Messtaster ermittel die Lage des Gehäusedeckels

Analog vorgegangen wird bei der Vorbearbeitung des Deckels von zwei Seiten. Auch dort werden die Lagersitze mit 0,5 mm Aufmaß bearbeitet und vor der zweiten Seite erfolgt wiederum die Ermittlung der Lagen mittels Messtaster auf der Maschine. Eingespart werden die aufwändigen Ausrichtarbeiten durch Übernahme der Messdaten.

Flanschflächen werden feinstgefräst

Nach der thermisch bedingten zeitlichen Unterbrechung (zwischen Vor- und Fertigbearbeitung) sowie Lösung der Werkstückfixierung zur Realisierung höchster Genauigkeitsanforderungen erfolgt die Finishbearbeitung. Begonnen wird mit der Fertigbearbeitung der Gehäuseunterseite (Außenseite) mittels vertikaler Hauptspindel und durch den Einsatz des automatisch wechselbaren Winkelbohrkopfes für horizontal und schräg angeordnete Konturelemente wie Bohrungen, Gewinde und Flächen. Danach erfolgt das Spindeln der einzigen durchgehenden Lagersitzbohrung von außen.

Die Flanschflächen werden feinstgefräst und Dichtungsbohrungen mit Qualitätsanforderung H 6 erzeugt. In dieser Aufspannung werden ebenfalls außen liegende Durchgangsbohrungen durch Ausspindeln hergestellt. Diese fungieren als Ausrichtbohrungen für die Bearbeitung der zweiten Seite (Innenseite des Getriebegehäuses). Abschließend erfolgt die Kontrollmessung mit dem Messtaster. Danach wird das Werkstück gedreht und für die Bearbeitung der Innenseite (Oberseite des Gehäuses) vorbereitet.

Ausspindeln der drei Lagersitze mit einer Spindelverlängerung

Zunächst erfolgt die Nullpunktermittlung mittels Messtaster und Übertragung aus dem Durchgangslagersitz und Ausrichtbohrungen.
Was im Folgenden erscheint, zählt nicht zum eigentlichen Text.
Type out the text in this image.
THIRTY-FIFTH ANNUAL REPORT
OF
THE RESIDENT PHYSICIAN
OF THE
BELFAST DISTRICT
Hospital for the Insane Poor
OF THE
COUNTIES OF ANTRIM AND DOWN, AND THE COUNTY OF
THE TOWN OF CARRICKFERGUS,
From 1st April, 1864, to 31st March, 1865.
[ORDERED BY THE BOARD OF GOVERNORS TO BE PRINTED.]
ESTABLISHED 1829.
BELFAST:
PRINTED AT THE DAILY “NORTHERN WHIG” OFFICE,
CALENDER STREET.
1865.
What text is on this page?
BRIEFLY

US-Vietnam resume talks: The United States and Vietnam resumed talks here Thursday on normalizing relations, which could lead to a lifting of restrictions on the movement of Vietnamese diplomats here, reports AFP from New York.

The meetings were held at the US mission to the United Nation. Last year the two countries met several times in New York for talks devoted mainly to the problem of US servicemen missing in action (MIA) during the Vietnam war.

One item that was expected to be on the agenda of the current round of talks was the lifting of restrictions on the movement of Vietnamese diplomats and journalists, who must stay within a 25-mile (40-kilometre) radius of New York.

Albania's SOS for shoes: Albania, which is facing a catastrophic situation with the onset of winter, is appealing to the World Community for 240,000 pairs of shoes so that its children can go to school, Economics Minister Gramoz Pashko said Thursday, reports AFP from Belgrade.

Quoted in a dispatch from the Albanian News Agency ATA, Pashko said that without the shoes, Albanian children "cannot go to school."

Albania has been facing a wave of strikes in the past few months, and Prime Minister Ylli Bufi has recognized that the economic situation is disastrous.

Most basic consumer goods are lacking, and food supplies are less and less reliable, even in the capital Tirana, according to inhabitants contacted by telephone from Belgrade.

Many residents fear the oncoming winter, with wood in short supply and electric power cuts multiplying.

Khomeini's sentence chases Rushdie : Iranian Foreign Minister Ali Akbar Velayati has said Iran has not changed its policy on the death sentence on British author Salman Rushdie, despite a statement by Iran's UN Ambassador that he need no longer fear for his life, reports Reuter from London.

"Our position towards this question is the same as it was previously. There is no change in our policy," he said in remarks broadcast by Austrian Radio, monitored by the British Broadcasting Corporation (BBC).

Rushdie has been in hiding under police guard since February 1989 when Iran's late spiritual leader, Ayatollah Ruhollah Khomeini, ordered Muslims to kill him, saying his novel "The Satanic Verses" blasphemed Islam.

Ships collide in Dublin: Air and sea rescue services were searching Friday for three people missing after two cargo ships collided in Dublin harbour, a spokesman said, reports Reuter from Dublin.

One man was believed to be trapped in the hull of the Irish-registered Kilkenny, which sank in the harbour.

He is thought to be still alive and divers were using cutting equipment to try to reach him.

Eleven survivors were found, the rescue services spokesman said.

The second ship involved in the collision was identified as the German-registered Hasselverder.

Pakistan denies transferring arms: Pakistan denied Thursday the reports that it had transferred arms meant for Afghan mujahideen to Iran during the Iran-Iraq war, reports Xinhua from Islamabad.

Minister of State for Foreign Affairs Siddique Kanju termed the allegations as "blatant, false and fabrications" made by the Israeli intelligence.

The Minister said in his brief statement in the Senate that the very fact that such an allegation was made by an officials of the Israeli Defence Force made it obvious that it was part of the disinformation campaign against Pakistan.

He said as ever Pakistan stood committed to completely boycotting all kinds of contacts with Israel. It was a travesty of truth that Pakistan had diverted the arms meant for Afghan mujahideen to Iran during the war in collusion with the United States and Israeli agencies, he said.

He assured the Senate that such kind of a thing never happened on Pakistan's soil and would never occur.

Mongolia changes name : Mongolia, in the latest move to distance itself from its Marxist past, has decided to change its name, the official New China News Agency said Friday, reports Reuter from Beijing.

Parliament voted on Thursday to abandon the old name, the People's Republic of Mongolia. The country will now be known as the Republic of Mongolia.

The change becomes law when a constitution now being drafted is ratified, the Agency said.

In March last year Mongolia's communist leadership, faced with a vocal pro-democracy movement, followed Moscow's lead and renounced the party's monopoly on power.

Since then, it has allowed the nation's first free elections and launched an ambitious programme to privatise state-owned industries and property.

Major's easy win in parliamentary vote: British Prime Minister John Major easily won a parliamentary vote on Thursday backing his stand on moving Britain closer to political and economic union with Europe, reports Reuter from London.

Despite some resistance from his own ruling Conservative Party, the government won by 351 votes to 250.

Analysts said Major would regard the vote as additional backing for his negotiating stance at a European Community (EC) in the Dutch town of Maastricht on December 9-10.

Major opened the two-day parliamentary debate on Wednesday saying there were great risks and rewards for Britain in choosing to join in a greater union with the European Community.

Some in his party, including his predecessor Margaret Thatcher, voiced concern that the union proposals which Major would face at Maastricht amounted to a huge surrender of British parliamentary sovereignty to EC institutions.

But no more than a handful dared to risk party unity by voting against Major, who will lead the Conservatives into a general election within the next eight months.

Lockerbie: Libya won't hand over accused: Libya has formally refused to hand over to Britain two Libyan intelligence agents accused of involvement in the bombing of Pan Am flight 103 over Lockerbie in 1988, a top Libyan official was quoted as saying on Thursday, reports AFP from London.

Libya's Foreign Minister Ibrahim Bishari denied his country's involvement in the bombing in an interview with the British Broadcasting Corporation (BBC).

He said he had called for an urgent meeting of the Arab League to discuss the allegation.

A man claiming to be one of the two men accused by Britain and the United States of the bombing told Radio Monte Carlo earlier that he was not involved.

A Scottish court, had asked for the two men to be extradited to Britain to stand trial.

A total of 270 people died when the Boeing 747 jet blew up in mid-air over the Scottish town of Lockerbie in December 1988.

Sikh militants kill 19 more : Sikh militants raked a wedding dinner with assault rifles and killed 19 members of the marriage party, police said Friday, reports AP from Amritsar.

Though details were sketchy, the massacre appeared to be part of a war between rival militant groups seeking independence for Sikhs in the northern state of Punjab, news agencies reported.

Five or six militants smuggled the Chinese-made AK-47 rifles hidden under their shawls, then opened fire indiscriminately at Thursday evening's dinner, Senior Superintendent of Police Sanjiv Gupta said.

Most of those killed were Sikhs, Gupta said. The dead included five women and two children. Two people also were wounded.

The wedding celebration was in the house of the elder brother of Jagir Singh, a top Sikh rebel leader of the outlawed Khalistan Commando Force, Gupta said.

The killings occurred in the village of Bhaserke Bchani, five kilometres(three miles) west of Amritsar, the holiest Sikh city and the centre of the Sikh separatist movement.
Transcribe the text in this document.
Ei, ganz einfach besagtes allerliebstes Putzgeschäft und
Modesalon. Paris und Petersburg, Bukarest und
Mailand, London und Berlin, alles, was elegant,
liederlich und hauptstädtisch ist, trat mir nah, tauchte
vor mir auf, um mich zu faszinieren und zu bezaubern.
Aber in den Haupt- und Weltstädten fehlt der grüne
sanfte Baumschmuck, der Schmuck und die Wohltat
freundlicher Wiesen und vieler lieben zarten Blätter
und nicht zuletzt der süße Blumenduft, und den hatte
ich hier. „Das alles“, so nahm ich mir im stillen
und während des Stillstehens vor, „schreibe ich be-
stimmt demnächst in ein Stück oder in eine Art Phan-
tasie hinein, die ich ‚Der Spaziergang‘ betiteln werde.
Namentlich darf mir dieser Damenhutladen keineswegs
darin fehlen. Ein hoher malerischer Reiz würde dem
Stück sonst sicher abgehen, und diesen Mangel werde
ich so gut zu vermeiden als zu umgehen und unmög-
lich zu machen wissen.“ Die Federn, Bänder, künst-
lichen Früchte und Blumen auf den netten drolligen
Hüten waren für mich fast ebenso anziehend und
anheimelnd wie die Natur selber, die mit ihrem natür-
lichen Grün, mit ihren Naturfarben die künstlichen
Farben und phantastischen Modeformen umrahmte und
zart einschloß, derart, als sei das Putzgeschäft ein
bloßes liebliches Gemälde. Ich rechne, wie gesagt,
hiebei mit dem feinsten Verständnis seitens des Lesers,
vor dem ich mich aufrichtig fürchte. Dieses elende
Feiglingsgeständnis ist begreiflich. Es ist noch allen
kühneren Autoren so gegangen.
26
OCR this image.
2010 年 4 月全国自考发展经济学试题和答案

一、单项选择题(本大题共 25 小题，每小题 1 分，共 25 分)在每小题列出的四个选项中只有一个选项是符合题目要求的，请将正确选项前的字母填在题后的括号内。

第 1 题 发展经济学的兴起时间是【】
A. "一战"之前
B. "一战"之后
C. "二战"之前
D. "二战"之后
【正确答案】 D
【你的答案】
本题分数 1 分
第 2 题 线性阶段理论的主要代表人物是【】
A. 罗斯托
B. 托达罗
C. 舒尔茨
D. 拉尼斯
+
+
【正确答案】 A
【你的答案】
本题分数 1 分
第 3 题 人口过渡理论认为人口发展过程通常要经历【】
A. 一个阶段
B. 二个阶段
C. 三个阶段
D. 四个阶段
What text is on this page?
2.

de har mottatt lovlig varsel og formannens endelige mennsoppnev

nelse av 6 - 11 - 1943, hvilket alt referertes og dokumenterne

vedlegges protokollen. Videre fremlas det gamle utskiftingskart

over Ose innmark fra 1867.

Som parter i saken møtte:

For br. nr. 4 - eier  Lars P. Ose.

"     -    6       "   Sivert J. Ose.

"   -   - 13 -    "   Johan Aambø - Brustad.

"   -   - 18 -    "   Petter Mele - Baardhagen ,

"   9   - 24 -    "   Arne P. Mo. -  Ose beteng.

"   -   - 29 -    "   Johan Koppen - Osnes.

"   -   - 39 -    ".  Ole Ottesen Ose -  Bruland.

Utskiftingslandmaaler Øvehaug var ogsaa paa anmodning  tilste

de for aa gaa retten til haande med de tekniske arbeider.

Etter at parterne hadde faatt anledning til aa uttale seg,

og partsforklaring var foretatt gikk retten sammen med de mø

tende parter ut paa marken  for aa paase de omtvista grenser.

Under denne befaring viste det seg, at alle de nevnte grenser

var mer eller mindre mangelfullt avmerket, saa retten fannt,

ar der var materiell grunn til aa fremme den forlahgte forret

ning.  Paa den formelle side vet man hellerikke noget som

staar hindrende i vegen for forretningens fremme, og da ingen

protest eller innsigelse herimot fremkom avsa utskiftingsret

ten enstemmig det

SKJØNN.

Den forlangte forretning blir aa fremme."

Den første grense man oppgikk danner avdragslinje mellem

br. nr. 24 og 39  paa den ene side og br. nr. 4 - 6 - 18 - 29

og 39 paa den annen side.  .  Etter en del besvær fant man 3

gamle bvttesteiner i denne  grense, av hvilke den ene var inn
Das in das Koordinatensystem des Gehäuses implantierte Maschinensystem bildet die Voraussetzung zur Fertigbearbeitung der Innenkontur. Mit der „Spindelverlängerung 600 mm“ erfolgt die Feinstbearbeitung durch Ausspindeln der drei Lagersitze in der Toleranz H 5.

Mit einem Winkelbohr- und -fräskopf geschieht die Herstellung der horizontal und schrägliegenden Konturelemente wie Flächen, Bohrungen und Gewinde. In gleicher Zuordnung findet das Ausspindeln der Stiftlochbohrungen zur späteren Genaufixierung des Deckels statt. Abschließend erfolgt die obligatorische Kontrollmessung mit dem Messtaster.

Auf der Anschraubfläche wird der vorgefertigte Deckel über die Stiftlöcher per Messtaster justiert, danach fixiert und verschraubt. Mit der Hauptspindel erfolgt vorgabegerecht die Finishbearbeitung der drei Lagersitze durch Ausspindeln in der Qualität H 6. Die Kontrollmessung mit Messtaster bildet den Abschluss der Operation. Ein Komplettvermessen und Dokumentieren der Daten des Getriebegehäuses schließt die Fertigung und Zertifizierung ab.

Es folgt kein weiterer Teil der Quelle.